When AI gives you a complex API client with sessions, retry adapters, custom exceptions, and connection pooling, ask: “Can you show me the simplest version that makes one successful request and handles basic errors with try/except?” You can always add complexity later when you understand why you need it.

Watch for these specific over-engineering patterns:

  • Session objects when you’re making a single request
  • Retry logic with exponential backoff when you’re just learning how APIs work
  • Custom exception hierarchies when a simple try/except tells you everything you need to know
  • Connection pooling and adapter mounting which are performance optimizations for production servers, not learning exercises

Start simple. Add complexity only when a real problem demands it.

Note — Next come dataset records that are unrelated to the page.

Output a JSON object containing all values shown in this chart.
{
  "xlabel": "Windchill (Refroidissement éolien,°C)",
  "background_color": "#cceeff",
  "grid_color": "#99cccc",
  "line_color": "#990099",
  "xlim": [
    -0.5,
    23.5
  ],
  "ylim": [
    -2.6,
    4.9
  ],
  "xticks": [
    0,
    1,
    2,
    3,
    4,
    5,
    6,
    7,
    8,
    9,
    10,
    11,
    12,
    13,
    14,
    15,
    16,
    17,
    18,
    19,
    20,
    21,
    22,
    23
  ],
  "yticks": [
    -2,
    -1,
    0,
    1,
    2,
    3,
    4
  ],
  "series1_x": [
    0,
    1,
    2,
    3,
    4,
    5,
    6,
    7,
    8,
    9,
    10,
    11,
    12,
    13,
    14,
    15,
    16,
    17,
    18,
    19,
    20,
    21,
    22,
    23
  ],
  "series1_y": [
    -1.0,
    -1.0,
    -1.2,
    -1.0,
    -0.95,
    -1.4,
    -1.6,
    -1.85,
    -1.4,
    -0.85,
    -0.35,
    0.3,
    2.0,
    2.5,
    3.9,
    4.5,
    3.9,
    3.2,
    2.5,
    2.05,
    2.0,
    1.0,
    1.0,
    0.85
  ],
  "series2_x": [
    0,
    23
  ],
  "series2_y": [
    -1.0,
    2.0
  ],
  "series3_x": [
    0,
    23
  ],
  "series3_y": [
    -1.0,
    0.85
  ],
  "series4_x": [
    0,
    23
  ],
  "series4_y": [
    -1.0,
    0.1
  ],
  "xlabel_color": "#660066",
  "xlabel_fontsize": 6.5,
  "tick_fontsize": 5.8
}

21.18 Common Pitfalls and Solutions

Pitfall 1: Hardcoding API Keys

Problem: Keys in code are security risks Solution: Use environment variables or secure files

Pitfall 2: No Error Handling

Problem: Program crashes when API fails Solution: Always use try/except blocks

Pitfall 3: Ignoring Rate Limits

Problem: API blocks your requests Solution: Add delays and check documentation

Pitfall 4: Not Checking Response Status

Problem: Assuming all requests succeed Solution: Always check status_code

21.19 Practice Projects

Project 1: Weather Tracker

  • Track weather for multiple cities
  • Store historical data
  • Find weather patterns
  • Alert for extreme conditions

Project 2: Stock Portfolio Monitor

  • Track stock prices
  • Calculate gains/losses
  • Set price alerts
  • Generate reports

Project 3: News Sentiment Analyzer

  • Collect news articles
  • analyse headlines
  • Track topics over time
  • Create summaries

21.20 Looking Ahead

Next chapter, you’ll learn to create interactive programs with graphical interfaces. Instead of just printing to the console, your programs will have buttons, windows, and visual elements that users can click and interact with!

21.21 Chapter Summary

You’ve learned to: - Understand how APIs work - Make web requests from Python - Handle JSON responses - Manage API keys securely - Build programs that use live data - Handle errors gracefully

Your programs are no longer isolated - they’re connected to the world’s information!

21.22 Reflection Prompts

  1. API Design: What makes a good API vs a frustrating one?
  2. Error Planning: What could go wrong with internet-connected programs?
  3. Privacy Concerns: What data should programs be careful about?
  4. Future APIs: What APIs would you like to exist?

Remember: The internet is your program’s library. APIs are the librarians that help you find exactly what you need!